その後我々は再びホテルに戻り、空港へ運ぶため荷物を整理した後、市内の市場を散策。この頃には雨も上がったが、水はけが悪いのか市内のあちこちには水たまりが出来て、車の渋滞があった。市場ではガイドの白さんが次から次ぎと店頭に並べられている果物や豆類をつまみ食いするユーモラスな姿を身ながら、それぞれが土産にする珍しいお茶などを探し求め、ある店ではそこにあったお茶の一種類を全て買い占めるなど、最後の買い物は盛んだった。








夕刻いよいよ現地を去る時が来て、いざ空港へ向けてバスが出ようとするときに、なんとバスのエンジンが故障。ホテル前でエンコしてしまった。運転手は車内の床を開けてエンジンに入り込んだという空気を抜く作業を行い、どうやら飛行時間の間に合うことが出来たが、空港へ向かう坂道では人の歩く速さ並の速度でヨロヨロと登り、皆きがきではない。どうにか空港にたどり着き、ロビーで運転手とガイドに別れを告げたが、ユニークなガイドをしてくれた白さんには、全員で泣くパホーマンスを行い、感謝の意を表した。
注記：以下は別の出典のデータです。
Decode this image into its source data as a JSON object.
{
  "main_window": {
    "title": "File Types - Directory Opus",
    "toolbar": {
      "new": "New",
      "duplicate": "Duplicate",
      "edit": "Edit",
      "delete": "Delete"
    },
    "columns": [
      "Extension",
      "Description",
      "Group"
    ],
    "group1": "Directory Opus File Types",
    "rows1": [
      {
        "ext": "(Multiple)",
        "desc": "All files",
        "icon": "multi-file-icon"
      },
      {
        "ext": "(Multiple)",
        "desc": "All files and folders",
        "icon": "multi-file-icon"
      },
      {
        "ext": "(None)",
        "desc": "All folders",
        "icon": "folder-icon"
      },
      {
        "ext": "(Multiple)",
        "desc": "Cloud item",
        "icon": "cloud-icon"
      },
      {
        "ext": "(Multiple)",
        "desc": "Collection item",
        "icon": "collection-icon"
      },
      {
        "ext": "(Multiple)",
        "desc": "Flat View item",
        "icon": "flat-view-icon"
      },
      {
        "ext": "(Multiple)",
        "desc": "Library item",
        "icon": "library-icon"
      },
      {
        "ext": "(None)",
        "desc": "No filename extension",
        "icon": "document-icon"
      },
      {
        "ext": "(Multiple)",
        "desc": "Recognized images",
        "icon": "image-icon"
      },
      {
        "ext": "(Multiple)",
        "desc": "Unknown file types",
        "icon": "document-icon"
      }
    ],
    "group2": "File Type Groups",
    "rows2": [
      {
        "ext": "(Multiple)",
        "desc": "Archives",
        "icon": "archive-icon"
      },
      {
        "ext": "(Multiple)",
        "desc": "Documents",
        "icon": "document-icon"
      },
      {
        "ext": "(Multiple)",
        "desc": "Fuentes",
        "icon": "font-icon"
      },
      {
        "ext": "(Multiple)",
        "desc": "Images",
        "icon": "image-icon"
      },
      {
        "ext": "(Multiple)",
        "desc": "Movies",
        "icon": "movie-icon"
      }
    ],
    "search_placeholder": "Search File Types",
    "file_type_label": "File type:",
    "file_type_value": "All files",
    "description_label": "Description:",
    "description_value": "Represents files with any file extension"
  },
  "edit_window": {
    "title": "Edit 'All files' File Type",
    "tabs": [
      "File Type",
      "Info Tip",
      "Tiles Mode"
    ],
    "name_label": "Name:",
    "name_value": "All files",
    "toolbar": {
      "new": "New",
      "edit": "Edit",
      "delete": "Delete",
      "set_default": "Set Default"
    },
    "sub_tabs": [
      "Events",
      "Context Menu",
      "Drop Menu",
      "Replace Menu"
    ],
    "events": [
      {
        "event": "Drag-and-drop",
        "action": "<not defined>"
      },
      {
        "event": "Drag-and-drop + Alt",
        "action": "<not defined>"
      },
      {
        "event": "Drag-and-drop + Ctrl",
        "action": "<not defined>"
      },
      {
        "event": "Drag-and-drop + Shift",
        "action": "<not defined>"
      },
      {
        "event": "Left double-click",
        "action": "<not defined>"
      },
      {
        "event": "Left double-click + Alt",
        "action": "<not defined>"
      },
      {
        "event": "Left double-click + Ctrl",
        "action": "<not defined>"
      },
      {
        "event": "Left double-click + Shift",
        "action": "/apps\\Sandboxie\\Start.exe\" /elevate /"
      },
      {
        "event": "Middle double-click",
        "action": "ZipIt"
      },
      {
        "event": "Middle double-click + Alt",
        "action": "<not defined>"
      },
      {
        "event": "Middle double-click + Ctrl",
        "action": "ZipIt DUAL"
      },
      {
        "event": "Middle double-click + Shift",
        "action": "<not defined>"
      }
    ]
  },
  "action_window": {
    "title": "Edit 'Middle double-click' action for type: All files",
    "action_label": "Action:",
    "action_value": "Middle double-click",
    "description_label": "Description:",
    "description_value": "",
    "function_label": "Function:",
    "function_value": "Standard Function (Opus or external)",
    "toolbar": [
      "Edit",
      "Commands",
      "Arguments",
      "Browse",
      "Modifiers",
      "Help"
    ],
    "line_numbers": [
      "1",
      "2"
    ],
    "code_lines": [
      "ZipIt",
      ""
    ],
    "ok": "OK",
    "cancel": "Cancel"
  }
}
中国国際航空CA1136便、18時35分、ハイラル空港発。20時15分北京空港到着。
そして翌8月18日、北京市内のイワ園を観光したあと、15時北京発のNH全日空906便にて成田へ帰着。空港にて一行は解散し、内モンゴル自治区辺境の旅は大きなトラブルもなく終わった。